We’d just be doing other things than in past cycles.
G. MILLER: Well, the problem I had with the Fannie-Freddie hybrid concept was the taxpayers were at risk and private sector made all the profits.
BERNANKE: That’s right.
That’s the same with banking in general with today’s insured deposits, a necessary condition for banking. Taxpayers are protected by regulation of assets. The liability side is not the place for market discipline, as has been learned the hard way over the course of history.
G. MILLER: That — that’s unacceptable. What do you see the barriers to private capital entering mortgage lending (inaudible) market for home loans would be?
BERNANKE: Well, currently, there’s not much private capital because of concerns about the housing market, concerns about still high default rates. I suspect, though, that, you know, when the housing market begins to show signs of life, that there will be expanded interest.
I think another reason — and go back what Mr. Hensarling was saying — is that the regulatory structure under which securitization, et cetera, will be taking place has not been tied down yet.
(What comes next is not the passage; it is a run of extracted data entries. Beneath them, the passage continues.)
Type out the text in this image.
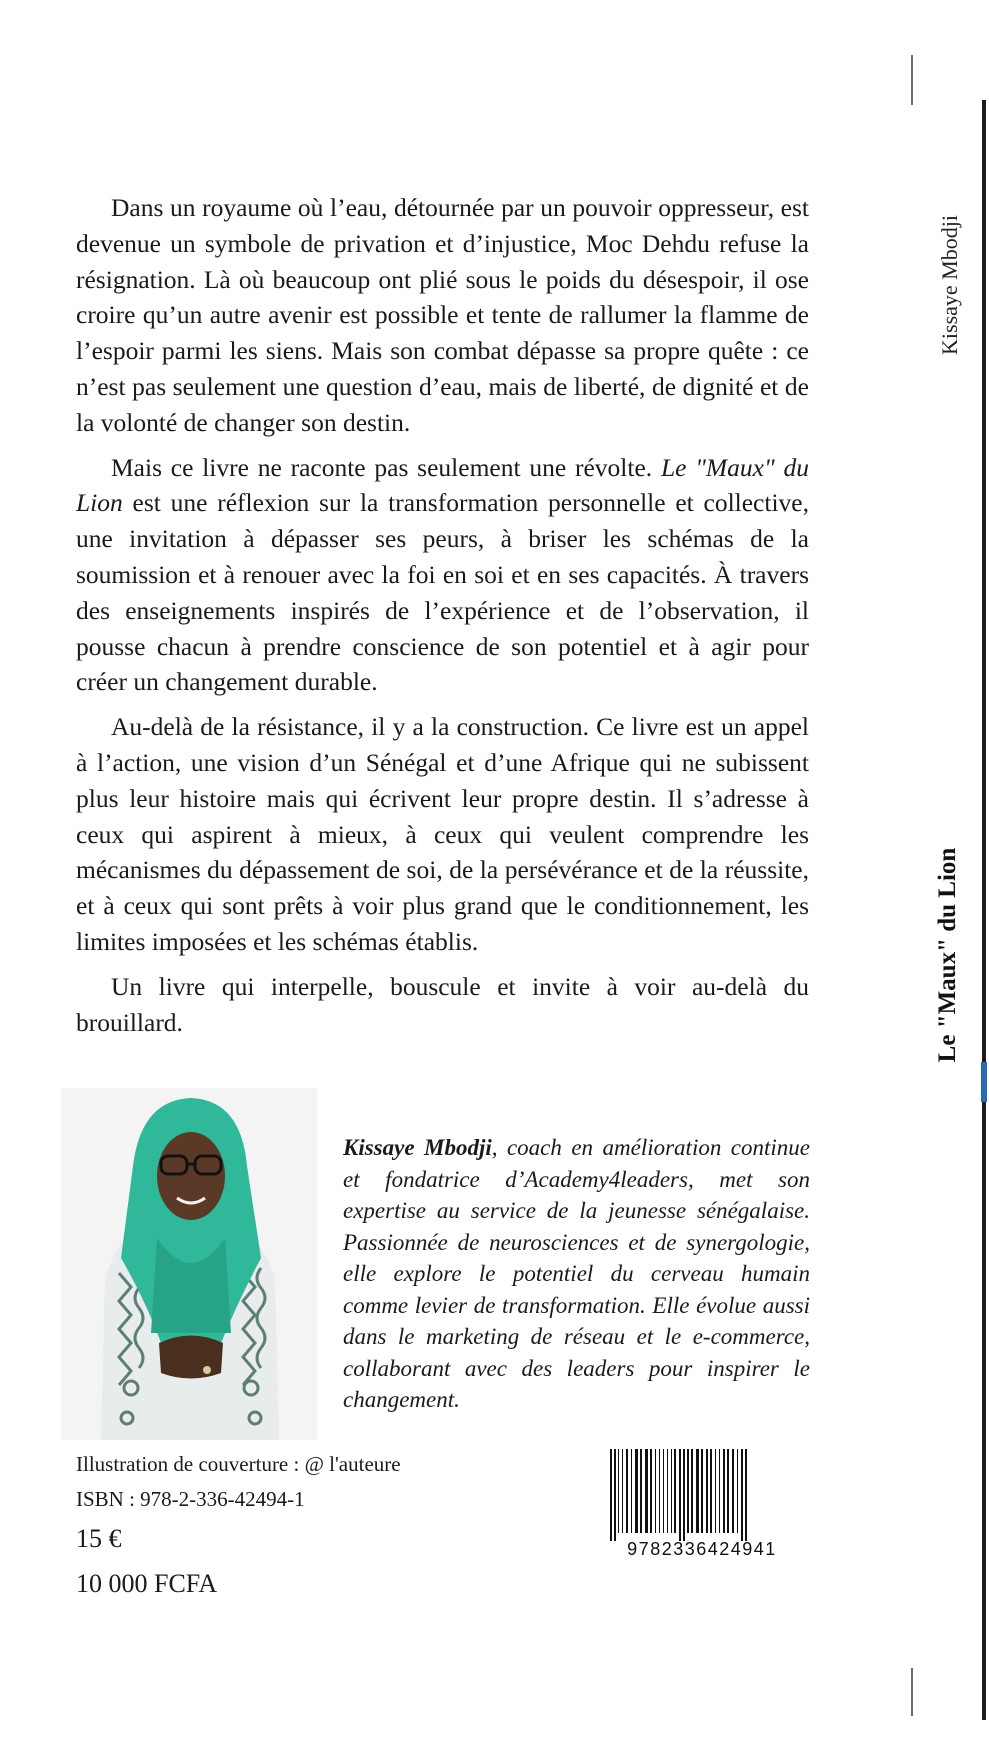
Kissaye Mbodji
Le "Maux" du Lion

Dans un royaume où l’eau, détournée par un pouvoir oppresseur, est devenue un symbole de privation et d’injustice, Moc Dehdu refuse la résignation. Là où beaucoup ont plié sous le poids du désespoir, il ose croire qu’un autre avenir est possible et tente de rallumer la flamme de l’espoir parmi les siens. Mais son combat dépasse sa propre quête : ce n’est pas seulement une question d’eau, mais de liberté, de dignité et de la volonté de changer son destin.

Mais ce livre ne raconte pas seulement une révolte. Le "Maux" du Lion est une réflexion sur la transformation personnelle et collective, une invitation à dépasser ses peurs, à briser les schémas de la soumission et à renouer avec la foi en soi et en ses capacités. À travers des enseignements inspirés de l’expérience et de l’observation, il pousse chacun à prendre conscience de son potentiel et à agir pour créer un changement durable.

Au-delà de la résistance, il y a la construction. Ce livre est un appel à l’action, une vision d’un Sénégal et d’une Afrique qui ne subissent plus leur histoire mais qui écrivent leur propre destin. Il s’adresse à ceux qui aspirent à mieux, à ceux qui veulent comprendre les mécanismes du dépassement de soi, de la persévérance et de la réussite, et à ceux qui sont prêts à voir plus grand que le conditionnement, les limites imposées et les schémas établis.

Un livre qui interpelle, bouscule et invite à voir au-delà du brouillard.

Kissaye Mbodji, coach en amélioration continue et fondatrice d’Academy4leaders, met son expertise au service de la jeunesse sénégalaise. Passionnée de neurosciences et de synergologie, elle explore le potentiel du cerveau humain comme levier de transformation. Elle évolue aussi dans le marketing de réseau et le e-commerce, collaborant avec des leaders pour inspirer le changement.
Illustration de couverture : @ l'auteure
ISBN : 978-2-336-42494-1
15 €
10 000 FCFA
9782336424941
So there’s a lot of things that have to happen. But I don’t see any reason why the private sector can’t play a big role in the housing market securitization, et cetera, going forward.”
As above, bank lending is still a public/private partnership, presumably operating for public purpose.
See my Proposals for the Banking System, Treasury, Fed, and FDIC (draft)
And there’s no reason securitization has to play any role. Housing starts peaked in 1972 at 2.6 million units with a population of only 200 million, with only simple savings and loans staffed by officers earning very reasonable salaries and no securitization.
“CARSON: However, banks are still not lending to the public and vital small businesses. How, sir, do you plan on, firstly, encouraging banks to lend to our nation’s small businesses and the American public in general?
And, secondly, as you know, more banks have indeed tightened their lending standards than have eased them. Does the Fed plan to keep interest rates low for an extended period of time. Are the Fed’s actions meaningless unless banks are willing to lend?
CARSON: And, lastly, what are your thoughts on requiring a 20 percent down for a payment? And do you believe that this will impact homeowners significantly or — or not at all?
BERNANKE: Well, banks — first of all, they have stopped tightening their lending standards, according to our surveys, and have begun to ease them, particularly for commercial and industrial loans and some other types of loans.
Small-business lending is still constrained, both because of bank reluctance but also because of lack of demand because they don’t have customers or inventories to finance or because they’re in weakened financial condition, which means they’re harder to qualify for the loan.
Right, sales drive most everything, including employment
“PETERS: Do you see some parallels between what happened in the late ’30s?
BERNANKE: Well, it’s true that most historians ascribe the ’37- ’38 recession to premature tightening of both fiscal and monetary policy, so that part is correct.
Also, Social Security was initiated, and accounted for ‘off budget’, and, with benefit payments initially near 0, the fica taxes far outstripped the benefits adding a sudden negative fiscal shock.
The accountants realized their mistake and Social Security was put on budget where it remains and belongs.
I think every episode is different. We have to look, you know, at what’s going on in the economy today. I think with 9.2 percent unemployment, the economy still requires a good deal of support. The Federal Reserve is doing what we can to provide monetary policy accommodation.
But as we go forward, we’re going to obviously want to make sure that as we support the recovery that we also keep an eye on inflation, make sure that stays well controlled.